The U.S. already has 500 Special Forces soldiers in Syria and has been preparing the American public for the possibility that more troops may soon be headed there. Gen. Joseph Votel, the U.S. commander responsible for overseeing military operations in the Middle East and South Asia, took journalists with him on a secretive tour of northern Syria last week. At an undisclosed location he told his media entourage that “take-no-prisoners fighting” was in the offing to capture ISIL’s Syrian hub, Raqqa, and that more troops may be needed to accelerate the war against ISIL there.

Any expansion of the coalition war in Syria is complicated by Russia’s political and military support for the government of Syrian President Bashir Assad. There remains confusion over to what extent Trump’s professed admiration for Russia’s leader, Vladimir Putin, will play a role in decisions made in Washington, particularly as the U.S. president’s top security advisers regard the Kremlin with deep suspicion. Turkey, which is a member of NATO that has improving ties with Moscow, also does not want Syrian Kurdish forces allied with the U.S. to become more powerful.

Canada is already indirectly involved in the war in Syria. Since December, JTF2 has been advising Iraqi Kurds deployed near the Syrian border in northwestern Iraq, in an attempt to prevent ISIL forces escaping from Mosul and reaching Syria. It had been involved in the air war in Syria until the Liberals ordered home the RCAF’s F-18s.

If Canada were to become involved militarily in Syria again it could send a small number of JTF2 troops there in an advisory role. Another possibility is that Canada could be asked to provide “boots on the ground” to help protect civilians from violence in safe zones that Trump has said he intends to establish to prevent the Syrian refugee crisis from worsening.

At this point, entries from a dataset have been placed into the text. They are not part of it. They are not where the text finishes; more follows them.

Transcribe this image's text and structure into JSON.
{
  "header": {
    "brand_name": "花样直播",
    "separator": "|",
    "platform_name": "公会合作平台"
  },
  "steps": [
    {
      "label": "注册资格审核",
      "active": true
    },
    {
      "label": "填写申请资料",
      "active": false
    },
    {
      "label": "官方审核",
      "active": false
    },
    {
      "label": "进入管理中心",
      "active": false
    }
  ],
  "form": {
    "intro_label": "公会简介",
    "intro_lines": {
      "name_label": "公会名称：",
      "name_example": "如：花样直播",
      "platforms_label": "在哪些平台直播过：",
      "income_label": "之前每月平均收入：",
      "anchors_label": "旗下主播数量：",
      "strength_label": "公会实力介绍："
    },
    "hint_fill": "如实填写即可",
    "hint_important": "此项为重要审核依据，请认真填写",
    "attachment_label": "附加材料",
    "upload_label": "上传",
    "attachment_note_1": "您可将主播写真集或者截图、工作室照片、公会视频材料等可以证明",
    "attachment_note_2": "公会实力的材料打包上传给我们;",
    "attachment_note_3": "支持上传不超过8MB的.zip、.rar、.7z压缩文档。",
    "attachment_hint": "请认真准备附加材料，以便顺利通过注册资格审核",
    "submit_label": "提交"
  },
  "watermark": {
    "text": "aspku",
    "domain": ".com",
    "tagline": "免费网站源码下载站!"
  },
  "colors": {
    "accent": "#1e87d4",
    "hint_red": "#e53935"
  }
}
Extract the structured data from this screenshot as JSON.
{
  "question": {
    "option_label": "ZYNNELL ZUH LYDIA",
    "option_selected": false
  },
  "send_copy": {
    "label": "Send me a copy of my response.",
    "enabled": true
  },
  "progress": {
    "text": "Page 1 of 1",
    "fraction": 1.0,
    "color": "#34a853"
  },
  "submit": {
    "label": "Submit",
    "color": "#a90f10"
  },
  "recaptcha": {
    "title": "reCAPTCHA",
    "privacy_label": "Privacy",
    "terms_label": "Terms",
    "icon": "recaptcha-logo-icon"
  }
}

Canadian Brig.-Gen. Dave Anderson, who heads the coalition’s strategic advisory team in Iraq, told Postmedia in an interview late last year that discussions were already taking place then about how “we — that is, the Iraqi security forces — can not only take Mosul but hold it afterwards.” According to Trump’s most senior general, Joseph Dunford, the U.S. and NATO are considering a long-term military commitment to assist Iraqi and Kurdish forces who will be responsible for trying to prevent ISIL or other terrorist groups from regrouping. Canada’s Iraq mission could be extended indefinitely as part of that effort.

The potential ask for Canada to extend or expand its role in the region comes as Ottawa undertakes an open-ended commitment to lead a NATO battalion in Latvia from this June, and continue training missions in Poland and Ukraine.